Tax Efficient Savings

Of course we can talk about the use of ISAs and the increased allowances that were announced in the budget, or even the new home-buyer ISAs. However, of more interest are the recent changes to the tax legislation surrounding pensions, and the fact that under the right circumstances they are now effectively a completely tax-free vehicle (even on the event of your death). Okay you say, but I'm limited to placing £40,000 a year into pension (of course you could carry forward if you've not been making the most of pensions, but that's a blog all on it's own). Well, then we can move on to look at EISs and VCTs, both of which offer the advantage of reducing your income (and possibly capital gains) tax bill.

Off to University?

Very often overlooked is the ability to use your personal company to fund your children's university fees in the most tax efficient manner.
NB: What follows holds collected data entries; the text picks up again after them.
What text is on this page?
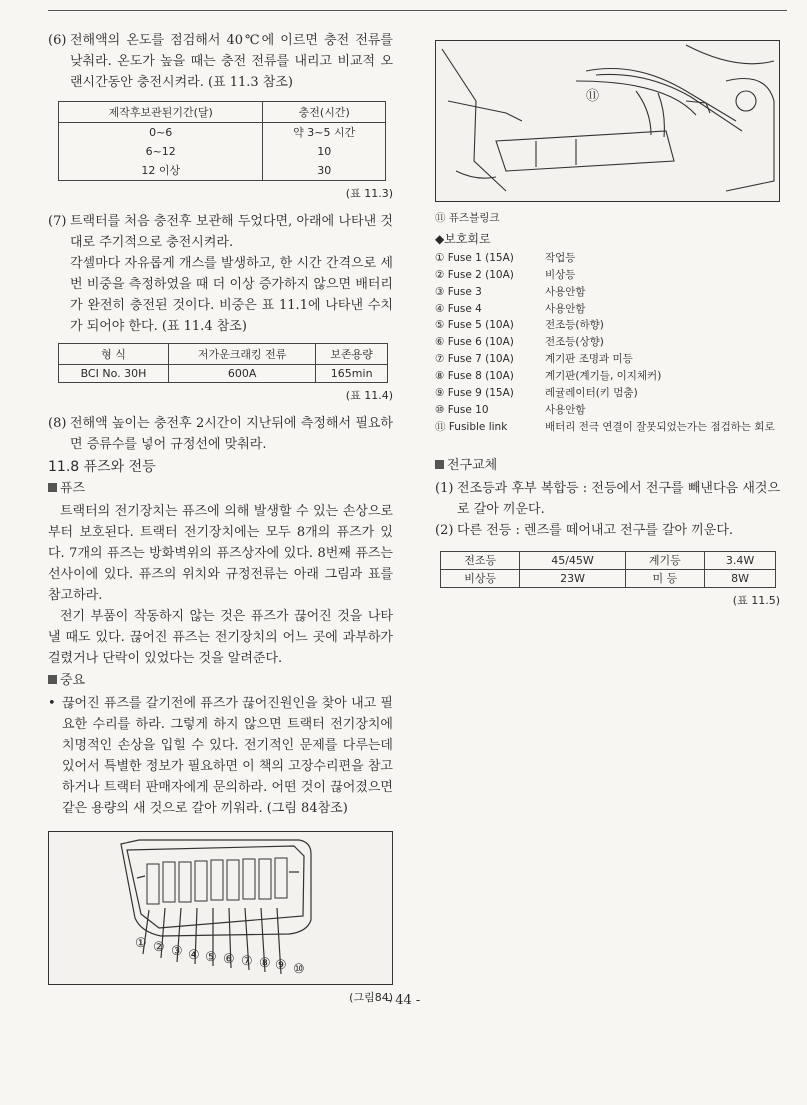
(6) 전해액의 온도를 점검해서 40℃에 이르면 충전 전류를 낮춰라. 온도가 높을 때는 충전 전류를 내리고 비교적 오랜시간동안 충전시켜라. (표 11.3 참조)
제작후보관된기간(달)	충전(시간)
0~6	약 3~5 시간
6~12	10
12 이상	30
(표 11.3)
(7) 트랙터를 처음 충전후 보관해 두었다면, 아래에 나타낸 것대로 주기적으로 충전시켜라.
각셀마다 자유롭게 개스를 발생하고, 한 시간 간격으로 세 번 비중을 측정하였을 때 더 이상 증가하지 않으면 배터리가 완전히 충전된 것이다. 비중은 표 11.1에 나타낸 수치가 되어야 한다. (표 11.4 참조)
형 식	저가운크래킹 전류	보존용량
BCI No. 30H	600A	165min
(표 11.4)
(8) 전해액 높이는 충전후 2시간이 지난뒤에 측정해서 필요하면 증류수를 넣어 규정선에 맞춰라.
11.8 퓨즈와 전등
퓨즈

트랙터의 전기장치는 퓨즈에 의해 발생할 수 있는 손상으로 부터 보호된다. 트랙터 전기장치에는 모두 8개의 퓨즈가 있다. 7개의 퓨즈는 방화벽위의 퓨즈상자에 있다. 8번째 퓨즈는 선사이에 있다. 퓨즈의 위치와 규정전류는 아래 그림과 표를 참고하라.

전기 부품이 작동하지 않는 것은 퓨즈가 끊어진 것을 나타낼 때도 있다. 끊어진 퓨즈는 전기장치의 어느 곳에 과부하가 걸렸거나 단락이 있었다는 것을 알려준다.

중요
• 끊어진 퓨즈를 갈기전에 퓨즈가 끊어진원인을 찾아 내고 필요한 수리를 하라. 그렇게 하지 않으면 트랙터 전기장치에 치명적인 손상을 입힐 수 있다. 전기적인 문제를 다루는데 있어서 특별한 정보가 필요하면 이 책의 고장수리편을 참고하거나 트랙터 판매자에게 문의하라. 어떤 것이 끊어졌으면 같은 용량의 새 것으로 갈아 끼워라. (그림 84참조)
① ② ③ ④ ⑤ ⑥ ⑦ ⑧ ⑨ ⑩
(그림84)
⑪
⑪ 퓨즈블링크
◆보호회로
① Fuse 1 (15A)	작업등
② Fuse 2 (10A)	비상등
③ Fuse 3	사용안함
④ Fuse 4	사용안함
⑤ Fuse 5 (10A)	전조등(하향)
⑥ Fuse 6 (10A)	전조등(상향)
⑦ Fuse 7 (10A)	계기판 조명과 미등
⑧ Fuse 8 (10A)	계기판(계기들, 이지체커)
⑨ Fuse 9 (15A)	레귤레이터(키 멈춤)
⑩ Fuse 10	사용안함
⑪ Fusible link	배터리 전극 연결이 잘못되었는가는 점검하는 회로
전구교체
(1) 전조등과 후부 복합등 : 전등에서 전구를 빼낸다음 새것으로 갈아 끼운다.
(2) 다른 전등 : 렌즈를 떼어내고 전구를 갈아 끼운다.
전조등	45/45W	계기등	3.4W
비상등	23W	미 등	8W
(표 11.5)
- 44 -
I did write a whole blog post on this a little while ago, see here for more details http://stevenholdentax.blogspot.co.uk/2014/09/university-fees-and-tax.html

Family Investment Company

Again, this is the resurrection of some well tried and tested planning, the only reason they fell out of favour was due to the higher rate of corporation tax being applied to close investment companies. However, with the higher rate of corporation tax falling down to 20% now there is no longer a penalty for operating your investments through a company structure. The advantages are manifold, although there can be some disadvantages too, full details can be found here http://stevenholdentax.blogspot.co.uk/2015/01/could-family-investment-company-help.html 

Review your investments

This particular bit of advice has two prongs, the first of which is to ensure that you are using up all of your available allowances for income tax, capital gains tax, inheritance tax and maxing out your contributions to tax favoured investments. That's the easy one. The less straightforward option is to look at the more unusal investment wrappers that come with a built in tax advantage such as bonds (which offer a 5% tax deferred income for 20 years), and others like discounted gift trusts and loan trusts that not only offer income tax benefits, but capital gains and inheritance tax benefits too.

Avoid Tax Schemes

Whilst the promises of mass marketed tax schemes can appear attractive, their success is often short lived. Furthermore, given the current Government's and the media's appetite for naming and shaming those involved in aggressive avoidance is another deterrent. There have been several high profile cases in recent year's and the "tax scheme" industry as a whole has been painted in a very bad light indeed. I would also expect it not to be too long before we see HMRC flexing the new muscles it gained when the GAAR was introduced. The day of the mass marketed tax scheme is all but over, unfortunately certain parts of the profession have failed to recognise this and are still peddling such schemes, BEWARE!